Imagine the most derivative, vanilla sitcom you've ever seen.  Just your basic 
"King of Queens"-style show about a husband and wife and the struggles of daily 
life.  "Everybody Loves Raymond", but with less funny jokes.

And then imagine the most derivative daily-life-grind drama you've ever seen, 
but with the least attractive aspects of some semi-popular shows currently in 
the network lineups.  "Blue Bloods" without the folksy charm of the family 
dynamic and Sunday night dinner;  "This Is Us" without the tear-jerking 
melodrama;  "The Equalizer" without...well, no..just like "The Equalizer".

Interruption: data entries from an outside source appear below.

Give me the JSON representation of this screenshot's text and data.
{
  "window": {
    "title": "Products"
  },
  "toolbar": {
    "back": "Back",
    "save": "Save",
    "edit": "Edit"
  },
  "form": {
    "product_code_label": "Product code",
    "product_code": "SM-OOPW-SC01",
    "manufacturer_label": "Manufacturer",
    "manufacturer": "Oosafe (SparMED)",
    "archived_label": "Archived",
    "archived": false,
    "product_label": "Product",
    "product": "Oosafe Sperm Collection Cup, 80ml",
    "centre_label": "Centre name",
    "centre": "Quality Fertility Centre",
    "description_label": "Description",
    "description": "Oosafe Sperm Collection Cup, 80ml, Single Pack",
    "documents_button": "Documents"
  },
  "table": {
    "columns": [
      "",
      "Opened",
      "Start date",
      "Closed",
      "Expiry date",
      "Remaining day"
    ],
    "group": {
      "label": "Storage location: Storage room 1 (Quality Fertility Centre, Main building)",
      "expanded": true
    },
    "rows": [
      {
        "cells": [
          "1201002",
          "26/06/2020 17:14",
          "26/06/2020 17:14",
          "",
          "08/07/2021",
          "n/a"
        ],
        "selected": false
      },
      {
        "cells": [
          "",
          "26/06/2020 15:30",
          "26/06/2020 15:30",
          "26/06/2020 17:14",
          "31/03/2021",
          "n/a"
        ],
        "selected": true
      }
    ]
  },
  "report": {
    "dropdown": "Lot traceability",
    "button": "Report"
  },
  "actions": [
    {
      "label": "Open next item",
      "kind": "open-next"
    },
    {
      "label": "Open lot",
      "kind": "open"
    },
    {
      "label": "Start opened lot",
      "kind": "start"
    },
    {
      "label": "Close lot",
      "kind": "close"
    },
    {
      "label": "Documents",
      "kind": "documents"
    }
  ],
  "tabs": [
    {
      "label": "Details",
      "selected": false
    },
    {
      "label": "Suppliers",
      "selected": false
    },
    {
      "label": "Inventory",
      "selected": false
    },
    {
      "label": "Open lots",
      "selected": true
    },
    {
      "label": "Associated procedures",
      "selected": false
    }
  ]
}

Now, flip back and forth between these two dissimilar styles, but in the same 
show.  Visually, it's kind of interesting, as you watch the brightly lit 
soundstage (the primary set is suspiciously similar to the living room in "All 
in the Family") with the requisite laugh track, typical wacky neighbors and 
cheesy over-acted situations, all done in a standard three-camera shot.  And 
then you follow the main character as she walks through a door and BAM!  The 
soundtrack abruptly cuts off, the lighting goes much darker and the view 
switches to a one-camera shot with dramatic angles and cuts.

That's "Kevin Can F**k Himself".  Annie Murphy continues her quality work from 
"Schitt's Creek" and is the only bright spot in the show, as she reaches an 
epiphany that she's wasted the last 10 years of her life in a loveless marriage 
to her complete waste-of-space husband, Kevin.  The first episode shows her 
finally reaching her breaking point and justifies what seems to foreshadow 
Kevin's eventual permanent departure from the show.  A former lover (now 
married and newly returned to the town that Murphy's character never left) is 
introduced as the obvious future romantic entanglement, and the two-hour 
premier follows her as she sprirals down into self-pity and loathing at her 
husband in particular and her life in general.

The visual gimmick is interesting, but it just can't overcome the almost 
complete lack of a fresh story.  If it were either the sitcom or the drama 
alone, it would be a bad show.  Mashing the two versions together does nothing 
to improve their separate deficiencies.